Compte tenu du caractère déclaratif des informations fournies par les demandeurs, le travail d'instruction des dossiers reste singulièrement difficile. Il arrive en particulier que l'étude des demandes d'AME laisse pressentir que les requérants disposent d'un visa et qu'ils sont donc en principe couverts par une assurance. A cet égard, les personnes entendues par votre rapporteure ont insisté sur le fait qu'il conviendrait que les caisses puissent disposer d'un accès aux informations contenues dans la base « Réseau Mondial Visas 2 » (RMV 2) du ministère des affaires étrangères ou qu'elles puissent adresser périodiquement aux services ministériels une demande de renseignements concernant certains requérants. A l'initiative de votre rapporteure, votre commission a adopté un amendement qui ouvre cette possibilité (amendement n° II-195).

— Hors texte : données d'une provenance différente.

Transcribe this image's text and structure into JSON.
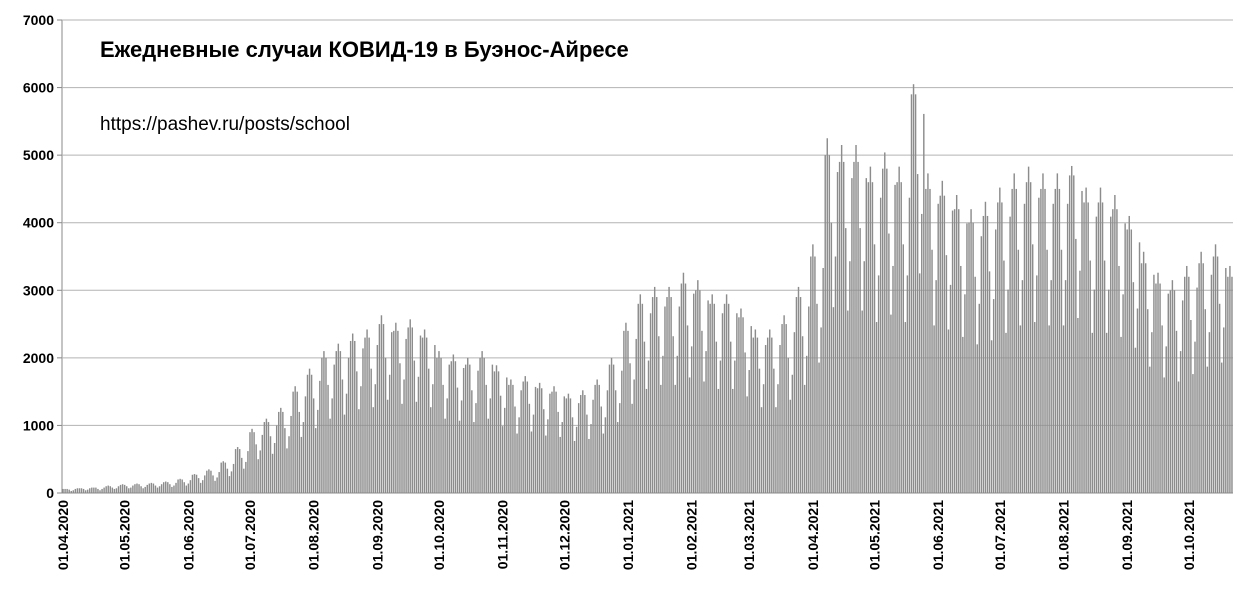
{
  "chart_data": {
    "type": "bar",
    "title": "Ежедневные случаи КОВИД-19 в Буэнос-Айресе",
    "annotation": "https://pashev.ru/posts/school",
    "color": "#8c8c8c",
    "grid": true,
    "ylim": [
      0,
      7000
    ],
    "yticks": [
      0,
      1000,
      2000,
      3000,
      4000,
      5000,
      6000,
      7000
    ],
    "categories": [
      "01.04.2020",
      null,
      null,
      null,
      null,
      null,
      null,
      null,
      null,
      null,
      null,
      null,
      null,
      null,
      null,
      null,
      null,
      null,
      null,
      null,
      null,
      null,
      null,
      null,
      null,
      null,
      null,
      null,
      null,
      null,
      "01.05.2020",
      null,
      null,
      null,
      null,
      null,
      null,
      null,
      null,
      null,
      null,
      null,
      null,
      null,
      null,
      null,
      null,
      null,
      null,
      null,
      null,
      null,
      null,
      null,
      null,
      null,
      null,
      null,
      null,
      null,
      null,
      "01.06.2020",
      null,
      null,
      null,
      null,
      null,
      null,
      null,
      null,
      null,
      null,
      null,
      null,
      null,
      null,
      null,
      null,
      null,
      null,
      null,
      null,
      null,
      null,
      null,
      null,
      null,
      null,
      null,
      null,
      null,
      "01.07.2020",
      null,
      null,
      null,
      null,
      null,
      null,
      null,
      null,
      null,
      null,
      null,
      null,
      null,
      null,
      null,
      null,
      null,
      null,
      null,
      null,
      null,
      null,
      null,
      null,
      null,
      null,
      null,
      null,
      null,
      null,
      "01.08.2020",
      null,
      null,
      null,
      null,
      null,
      null,
      null,
      null,
      null,
      null,
      null,
      null,
      null,
      null,
      null,
      null,
      null,
      null,
      null,
      null,
      null,
      null,
      null,
      null,
      null,
      null,
      null,
      null,
      null,
      null,
      "01.09.2020",
      null,
      null,
      null,
      null,
      null,
      null,
      null,
      null,
      null,
      null,
      null,
      null,
      null,
      null,
      null,
      null,
      null,
      null,
      null,
      null,
      null,
      null,
      null,
      null,
      null,
      null,
      null,
      null,
      null,
      "01.10.2020",
      null,
      null,
      null,
      null,
      null,
      null,
      null,
      null,
      null,
      null,
      null,
      null,
      null,
      null,
      null,
      null,
      null,
      null,
      null,
      null,
      null,
      null,
      null,
      null,
      null,
      null,
      null,
      null,
      null,
      null,
      "01.11.2020",
      null,
      null,
      null,
      null,
      null,
      null,
      null,
      null,
      null,
      null,
      null,
      null,
      null,
      null,
      null,
      null,
      null,
      null,
      null,
      null,
      null,
      null,
      null,
      null,
      null,
      null,
      null,
      null,
      null,
      "01.12.2020",
      null,
      null,
      null,
      null,
      null,
      null,
      null,
      null,
      null,
      null,
      null,
      null,
      null,
      null,
      null,
      null,
      null,
      null,
      null,
      null,
      null,
      null,
      null,
      null,
      null,
      null,
      null,
      null,
      null,
      null,
      "01.01.2021",
      null,
      null,
      null,
      null,
      null,
      null,
      null,
      null,
      null,
      null,
      null,
      null,
      null,
      null,
      null,
      null,
      null,
      null,
      null,
      null,
      null,
      null,
      null,
      null,
      null,
      null,
      null,
      null,
      null,
      null,
      "01.02.2021",
      null,
      null,
      null,
      null,
      null,
      null,
      null,
      null,
      null,
      null,
      null,
      null,
      null,
      null,
      null,
      null,
      null,
      null,
      null,
      null,
      null,
      null,
      null,
      null,
      null,
      null,
      null,
      "01.03.2021",
      null,
      null,
      null,
      null,
      null,
      null,
      null,
      null,
      null,
      null,
      null,
      null,
      null,
      null,
      null,
      null,
      null,
      null,
      null,
      null,
      null,
      null,
      null,
      null,
      null,
      null,
      null,
      null,
      null,
      null,
      "01.04.2021",
      null,
      null,
      null,
      null,
      null,
      null,
      null,
      null,
      null,
      null,
      null,
      null,
      null,
      null,
      null,
      null,
      null,
      null,
      null,
      null,
      null,
      null,
      null,
      null,
      null,
      null,
      null,
      null,
      null,
      "01.05.2021",
      null,
      null,
      null,
      null,
      null,
      null,
      null,
      null,
      null,
      null,
      null,
      null,
      null,
      null,
      null,
      null,
      null,
      null,
      null,
      null,
      null,
      null,
      null,
      null,
      null,
      null,
      null,
      null,
      null,
      null,
      "01.06.2021",
      null,
      null,
      null,
      null,
      null,
      null,
      null,
      null,
      null,
      null,
      null,
      null,
      null,
      null,
      null,
      null,
      null,
      null,
      null,
      null,
      null,
      null,
      null,
      null,
      null,
      null,
      null,
      null,
      null,
      "01.07.2021",
      null,
      null,
      null,
      null,
      null,
      null,
      null,
      null,
      null,
      null,
      null,
      null,
      null,
      null,
      null,
      null,
      null,
      null,
      null,
      null,
      null,
      null,
      null,
      null,
      null,
      null,
      null,
      null,
      null,
      null,
      "01.08.2021",
      null,
      null,
      null,
      null,
      null,
      null,
      null,
      null,
      null,
      null,
      null,
      null,
      null,
      null,
      null,
      null,
      null,
      null,
      null,
      null,
      null,
      null,
      null,
      null,
      null,
      null,
      null,
      null,
      null,
      null,
      "01.09.2021",
      null,
      null,
      null,
      null,
      null,
      null,
      null,
      null,
      null,
      null,
      null,
      null,
      null,
      null,
      null,
      null,
      null,
      null,
      null,
      null,
      null,
      null,
      null,
      null,
      null,
      null,
      null,
      null,
      null,
      "01.10.2021",
      null,
      null,
      null,
      null,
      null,
      null,
      null,
      null,
      null,
      null,
      null,
      null,
      null,
      null,
      null,
      null,
      null,
      null,
      null,
      null,
      null
    ],
    "values": [
      60,
      60,
      60,
      50,
      30,
      40,
      60,
      70,
      70,
      70,
      60,
      40,
      50,
      70,
      80,
      80,
      80,
      60,
      40,
      60,
      80,
      100,
      110,
      100,
      80,
      60,
      70,
      100,
      120,
      130,
      120,
      100,
      70,
      80,
      110,
      130,
      140,
      130,
      100,
      70,
      90,
      120,
      140,
      150,
      140,
      110,
      80,
      100,
      130,
      160,
      170,
      160,
      130,
      90,
      110,
      150,
      200,
      210,
      200,
      160,
      110,
      140,
      190,
      270,
      280,
      270,
      220,
      150,
      190,
      260,
      330,
      350,
      330,
      260,
      180,
      230,
      310,
      450,
      470,
      450,
      360,
      250,
      320,
      430,
      650,
      680,
      650,
      520,
      360,
      460,
      620,
      900,
      950,
      900,
      720,
      500,
      630,
      860,
      1050,
      1100,
      1050,
      840,
      580,
      740,
      1000,
      1200,
      1260,
      1200,
      960,
      660,
      840,
      1140,
      1500,
      1580,
      1500,
      1200,
      830,
      1050,
      1430,
      1750,
      1840,
      1750,
      1400,
      960,
      1230,
      1660,
      2000,
      2100,
      2000,
      1600,
      1100,
      1400,
      1900,
      2100,
      2210,
      2100,
      1680,
      1160,
      1470,
      2000,
      2250,
      2360,
      2250,
      1800,
      1240,
      1580,
      2140,
      2300,
      2420,
      2300,
      1840,
      1270,
      1610,
      2190,
      2500,
      2630,
      2500,
      2000,
      1380,
      1750,
      2380,
      2400,
      2520,
      2400,
      1920,
      1320,
      1680,
      2280,
      2450,
      2570,
      2450,
      1960,
      1350,
      1720,
      2330,
      2300,
      2420,
      2300,
      1840,
      1270,
      1610,
      2190,
      2000,
      2100,
      2000,
      1600,
      1100,
      1400,
      1900,
      1950,
      2050,
      1950,
      1560,
      1070,
      1370,
      1850,
      1900,
      2000,
      1900,
      1520,
      1050,
      1330,
      1810,
      2000,
      2100,
      2000,
      1600,
      1100,
      1400,
      1900,
      1800,
      1890,
      1800,
      1440,
      990,
      1260,
      1710,
      1600,
      1680,
      1600,
      1280,
      880,
      1120,
      1520,
      1650,
      1730,
      1650,
      1320,
      910,
      1160,
      1570,
      1550,
      1630,
      1550,
      1240,
      850,
      1090,
      1470,
      1500,
      1580,
      1500,
      1200,
      830,
      1050,
      1430,
      1400,
      1470,
      1400,
      1120,
      770,
      980,
      1330,
      1450,
      1520,
      1450,
      1160,
      800,
      1020,
      1380,
      1600,
      1680,
      1600,
      1280,
      880,
      1120,
      1520,
      1900,
      2000,
      1900,
      1520,
      1050,
      1330,
      1810,
      2400,
      2520,
      2400,
      1920,
      1320,
      1680,
      2280,
      2800,
      2940,
      2800,
      2240,
      1540,
      1960,
      2660,
      2900,
      3050,
      2900,
      2320,
      1600,
      2030,
      2760,
      2900,
      3050,
      2900,
      2320,
      1600,
      2030,
      2760,
      3100,
      3260,
      3100,
      2480,
      1710,
      2170,
      2950,
      3000,
      3150,
      3000,
      2400,
      1650,
      2100,
      2850,
      2800,
      2940,
      2800,
      2240,
      1540,
      1960,
      2660,
      2800,
      2940,
      2800,
      2240,
      1540,
      1960,
      2660,
      2600,
      2730,
      2600,
      2080,
      1430,
      1820,
      2470,
      2300,
      2420,
      2300,
      1840,
      1270,
      1610,
      2190,
      2300,
      2420,
      2300,
      1840,
      1270,
      1610,
      2190,
      2500,
      2630,
      2500,
      2000,
      1380,
      1750,
      2380,
      2900,
      3050,
      2900,
      2320,
      1600,
      2030,
      2760,
      3500,
      3680,
      3500,
      2800,
      1930,
      2450,
      3330,
      5000,
      5250,
      5000,
      4000,
      2750,
      3500,
      4750,
      4900,
      5150,
      4900,
      3920,
      2700,
      3430,
      4660,
      4900,
      5150,
      4900,
      3920,
      2700,
      3430,
      4660,
      4600,
      4830,
      4600,
      3680,
      2530,
      3220,
      4370,
      4800,
      5040,
      4800,
      3840,
      2640,
      3360,
      4560,
      4600,
      4830,
      4600,
      3680,
      2530,
      3220,
      4370,
      5900,
      6050,
      5900,
      4720,
      3250,
      4130,
      5610,
      4500,
      4730,
      4500,
      3600,
      2480,
      3150,
      4280,
      4400,
      4620,
      4400,
      3520,
      2420,
      3080,
      4180,
      4200,
      4410,
      4200,
      3360,
      2310,
      2940,
      3990,
      4000,
      4200,
      4000,
      3200,
      2200,
      2800,
      3800,
      4100,
      4310,
      4100,
      3280,
      2260,
      2870,
      3900,
      4300,
      4520,
      4300,
      3440,
      2370,
      3010,
      4090,
      4500,
      4730,
      4500,
      3600,
      2480,
      3150,
      4280,
      4600,
      4830,
      4600,
      3680,
      2530,
      3220,
      4370,
      4500,
      4730,
      4500,
      3600,
      2480,
      3150,
      4280,
      4500,
      4730,
      4500,
      3600,
      2480,
      3150,
      4280,
      4700,
      4840,
      4700,
      3760,
      2590,
      3290,
      4470,
      4300,
      4520,
      4300,
      3440,
      2370,
      3010,
      4090,
      4300,
      4520,
      4300,
      3440,
      2370,
      3010,
      4090,
      4200,
      4410,
      4200,
      3360,
      2310,
      2940,
      3990,
      3900,
      4100,
      3900,
      3120,
      2150,
      2730,
      3710,
      3400,
      3570,
      3400,
      2720,
      1870,
      2380,
      3230,
      3100,
      3260,
      3100,
      2480,
      1710,
      2170,
      2950,
      3000,
      3150,
      3000,
      2400,
      1650,
      2100,
      2850,
      3200,
      3360,
      3200,
      2560,
      1760,
      2240,
      3040,
      3400,
      3570,
      3400,
      2720,
      1870,
      2380,
      3230,
      3500,
      3680,
      3500,
      2800,
      1930,
      2450,
      3330,
      3200,
      3360,
      3200
    ]
  }
}
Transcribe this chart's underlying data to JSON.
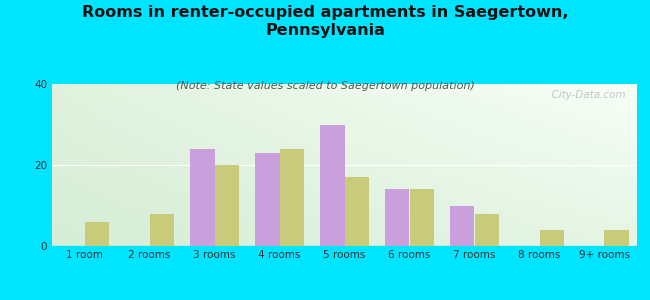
{
  "title": "Rooms in renter-occupied apartments in Saegertown,\nPennsylvania",
  "subtitle": "(Note: State values scaled to Saegertown population)",
  "categories": [
    "1 room",
    "2 rooms",
    "3 rooms",
    "4 rooms",
    "5 rooms",
    "6 rooms",
    "7 rooms",
    "8 rooms",
    "9+ rooms"
  ],
  "saegertown_values": [
    0,
    0,
    24,
    23,
    30,
    14,
    10,
    0,
    0
  ],
  "pennsylvania_values": [
    6,
    8,
    20,
    24,
    17,
    14,
    8,
    4,
    4
  ],
  "saegertown_color": "#c9a0dc",
  "pennsylvania_color": "#c8cc7a",
  "background_color": "#00e5ff",
  "ylim": [
    0,
    40
  ],
  "yticks": [
    0,
    20,
    40
  ],
  "watermark": "  City-Data.com",
  "bar_width": 0.38,
  "title_fontsize": 11.5,
  "subtitle_fontsize": 8,
  "legend_fontsize": 9.5,
  "tick_fontsize": 7.5
}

D'autres mesures pourraient être prises pour améliorer l'encadrement du dispositif AME. La Cpam de Paris entendue par votre rapporteur souligne la nécessité d'encourager l'entrée des bénéficiaires dans le parcours de soins classique, permettant a priori un meilleur suivi, en prévoyant notamment une incitation à la déclaration d'un médecin traitant.
La caisse constate par ailleurs qu'en aval de l'hospitalisation, les patients bénéficiaires de l'AME ont davantage recours, depuis la nouvelle tarification hospitalière, à des hospitalisations en établissements de soins de suite et de réadaptation. Il conviendrait donc de développer l'accompagnement des sorties d'hospitalisation pour les personnes précaires en situation irrégulière, en partenariat avec les associations d'aide aux étrangers.
* 5 Soit actuellement 8 644,52 euros annuels pour une personne seule.
* 6 Cour des comptes, note d'analyse de l'exécution budgétaire 2014 de la mission « Santé », 22 mai 2015.
* 7 Article 50 de la loi n° 2012-598 du 16 août 2011.
* 8 Décret n° 2015-120 du 3 février 2015 relatif à la prise en charge des frais de santé par l'aide médicale de l'État.
* 9 Décret n° 2005-860 du 28 juillet 2005 relatif aux modalités d'admission des demandes d'aide médicale de l'Etat.